If an accident or loss occurs, and a policy's provision has been breached by the insured, the insurer may have the right to deny coverage. In that situation, the insured could find that he or she is without coverage. But, you may ask, what if the breach of a policy provision is unrelated to or had nothing to do with the accident or loss, will coverage still be denied?
The answer to that question will depend upon the state law applicable to the case. In some states (Florida, Hawaii, Illinois, Iowa, Mississippi, Montana, South Carolina, Texas and Washington) an insurer cannot deny coverage unless the breach was causally related to the accident or loss. In other states (Alaska, Arizona, California, Colorado, Georgia, Kansas, Kentucky, Massachusetts, Michigan, Minnesota, Missouri, Nebraska, Nevada, New Mexico, New York, North Carolina, Oregon, Pennsylvania, South Dakota, Tennessee and Virginia) a causal connection between the policy breach and the accident or loss is not required for the insurer to deny coverage. The remaining states have not decided the issue one-way or the other.
If you live in a state that does not require a causal connection between a policy breach and the accident or loss, you need to make sure you comply with all of the provisions and requirements contained in your policy. Failure to comply could very well result in a denial of coverage if you are ever involved in an accident or loss.
If you live in a state in which a causal connection is required between a policy breach and an accident or loss, the insurer will have the burden of proving the existence of a causal connection. That may or may not be easy, depending upon the circumstances.

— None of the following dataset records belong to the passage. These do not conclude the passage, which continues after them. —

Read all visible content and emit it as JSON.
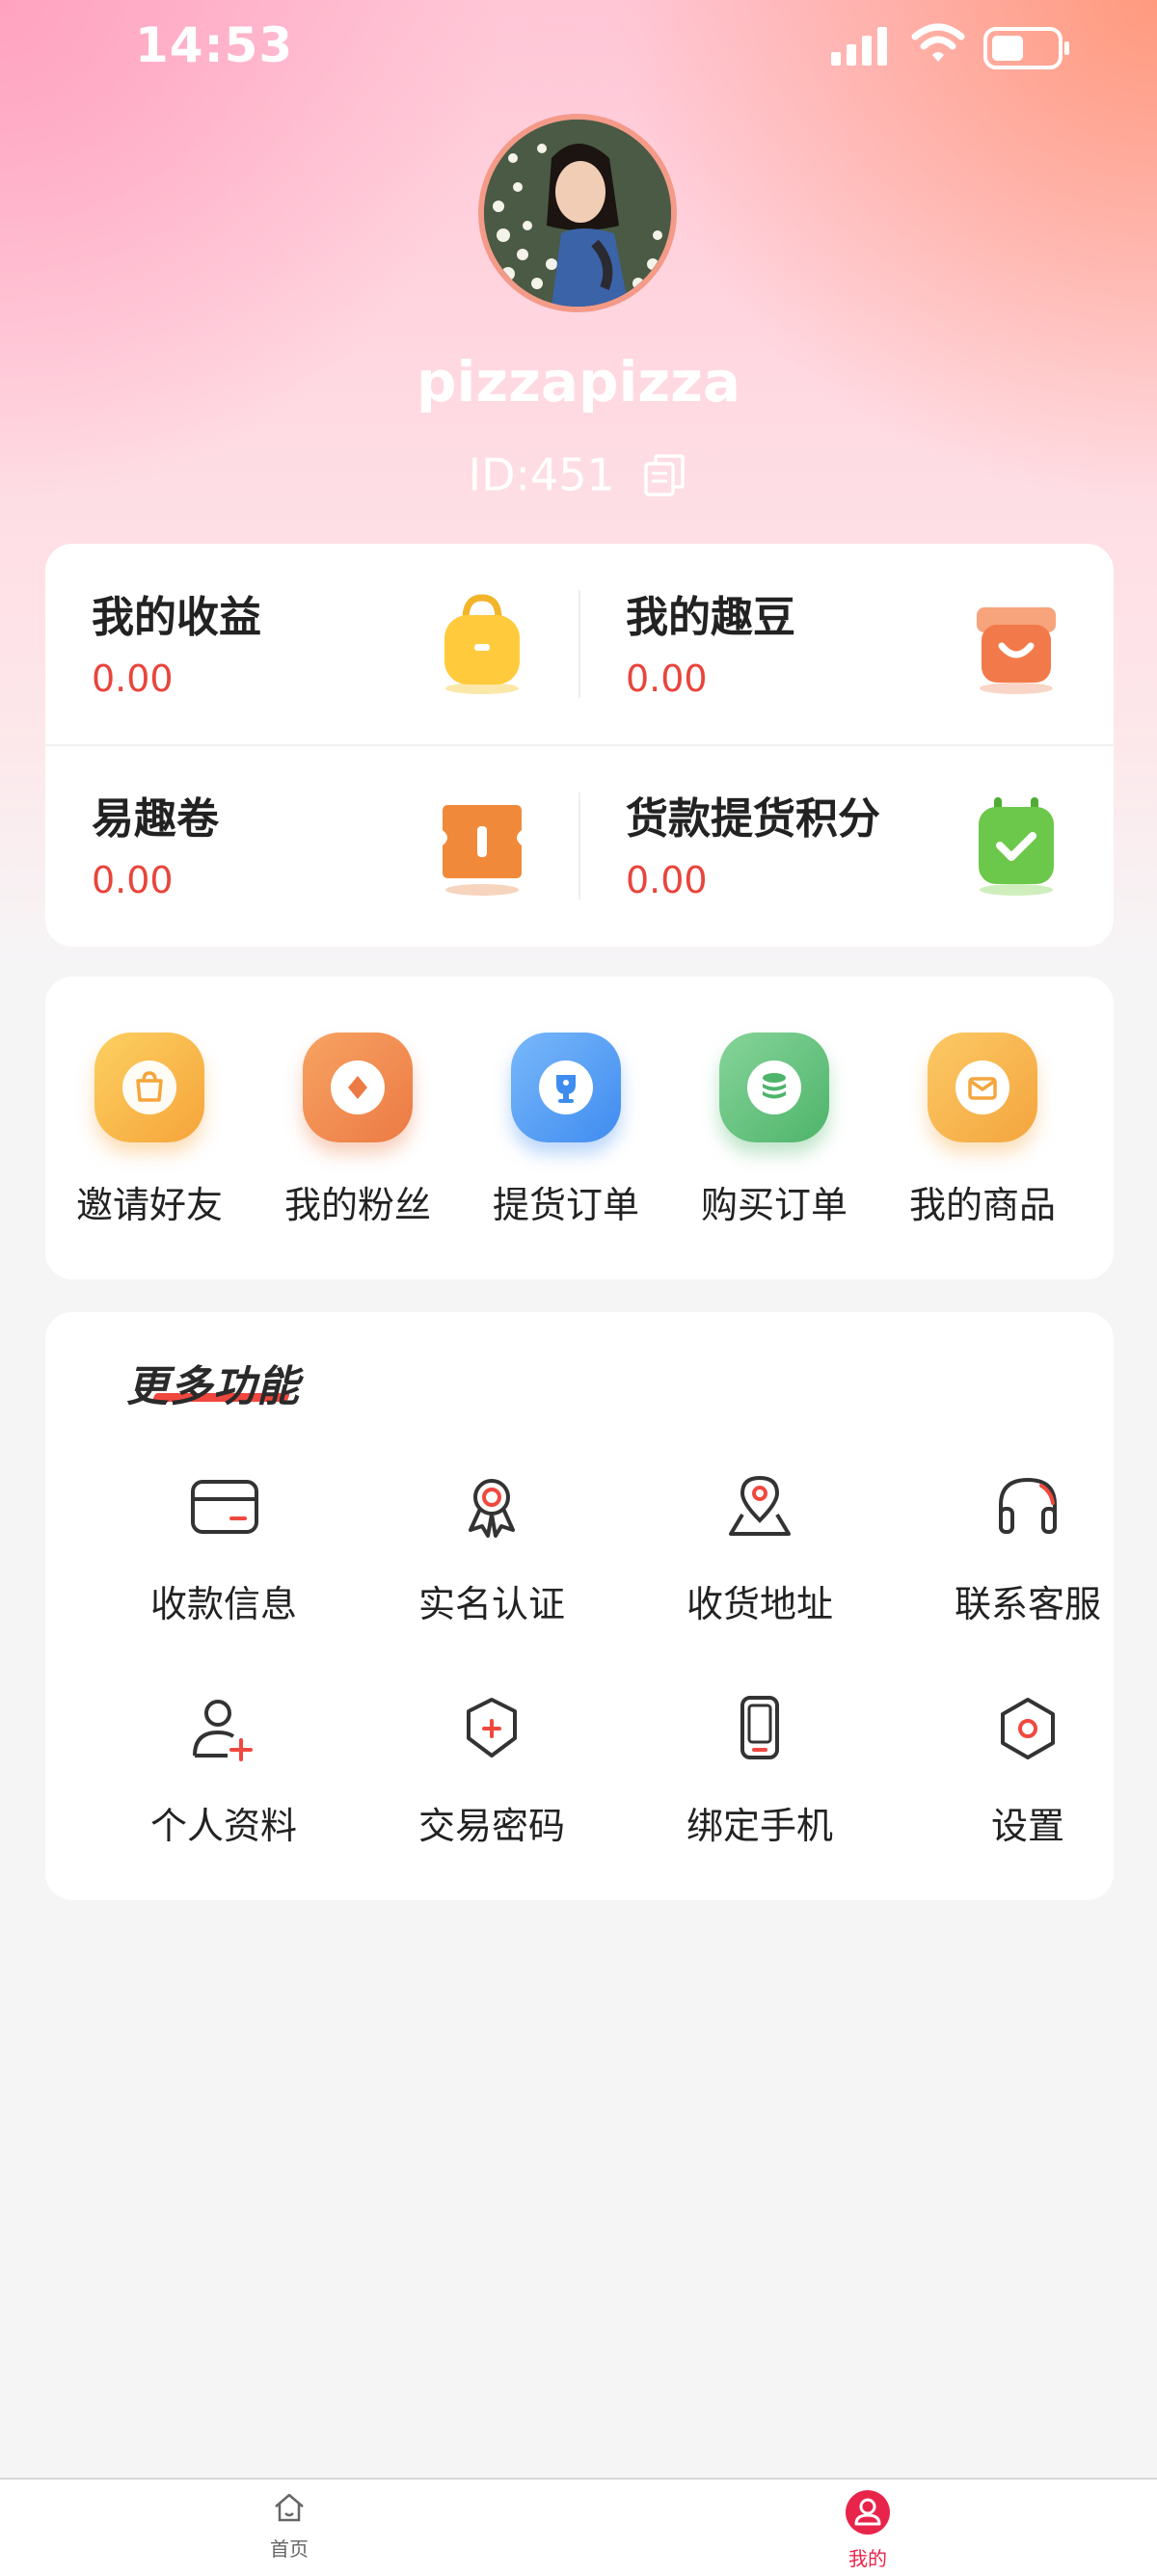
{
  "status_bar": {
    "time": "14:53"
  },
  "profile": {
    "username": "pizzapizza",
    "user_id": "ID:451"
  },
  "stats": [
    {
      "label": "我的收益",
      "value": "0.00",
      "icon": "wallet-bag-icon",
      "color": "#ffcb3d"
    },
    {
      "label": "我的趣豆",
      "value": "0.00",
      "icon": "gift-box-icon",
      "color": "#f27a4a"
    },
    {
      "label": "易趣卷",
      "value": "0.00",
      "icon": "coupon-icon",
      "color": "#f08a3a"
    },
    {
      "label": "货款提货积分",
      "value": "0.00",
      "icon": "calendar-check-icon",
      "color": "#6cc84a"
    }
  ],
  "shortcuts": [
    {
      "label": "邀请好友",
      "icon": "shopping-bag-icon",
      "color": "#f9b43f"
    },
    {
      "label": "我的粉丝",
      "icon": "coin-icon",
      "color": "#f08a4a"
    },
    {
      "label": "提货订单",
      "icon": "trophy-icon",
      "color": "#4f9df5"
    },
    {
      "label": "购买订单",
      "icon": "database-icon",
      "color": "#62c47e"
    },
    {
      "label": "我的商品",
      "icon": "envelope-icon",
      "color": "#f8b647"
    }
  ],
  "more_functions": {
    "title": "更多功能",
    "items": [
      {
        "label": "收款信息",
        "icon": "card-icon"
      },
      {
        "label": "实名认证",
        "icon": "badge-icon"
      },
      {
        "label": "收货地址",
        "icon": "location-pin-icon"
      },
      {
        "label": "联系客服",
        "icon": "headset-icon"
      },
      {
        "label": "个人资料",
        "icon": "user-add-icon"
      },
      {
        "label": "交易密码",
        "icon": "shield-plus-icon"
      },
      {
        "label": "绑定手机",
        "icon": "phone-icon"
      },
      {
        "label": "设置",
        "icon": "settings-hexagon-icon"
      }
    ]
  },
  "tabbar": {
    "items": [
      {
        "label": "首页",
        "icon": "home-icon",
        "active": false
      },
      {
        "label": "我的",
        "icon": "profile-icon",
        "active": true
      }
    ],
    "active_color": "#e8244a"
  }
}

In either case, you would be fighting for coverage. In the aftermath of an accident or loss, a fight over coverage is the last thing an insured should have to worry about. To avoid these situations and to ensure that you will have coverage when you need it, you need to be aware of and comply with the requirements and conditions of your aviation insurance policy. If you need help understanding your policy, talk with an experienced aviation attorney who can review and explain the terms of your policy. Then you can enjoy the security of the aviation insurance policy for which you are paying your premiums.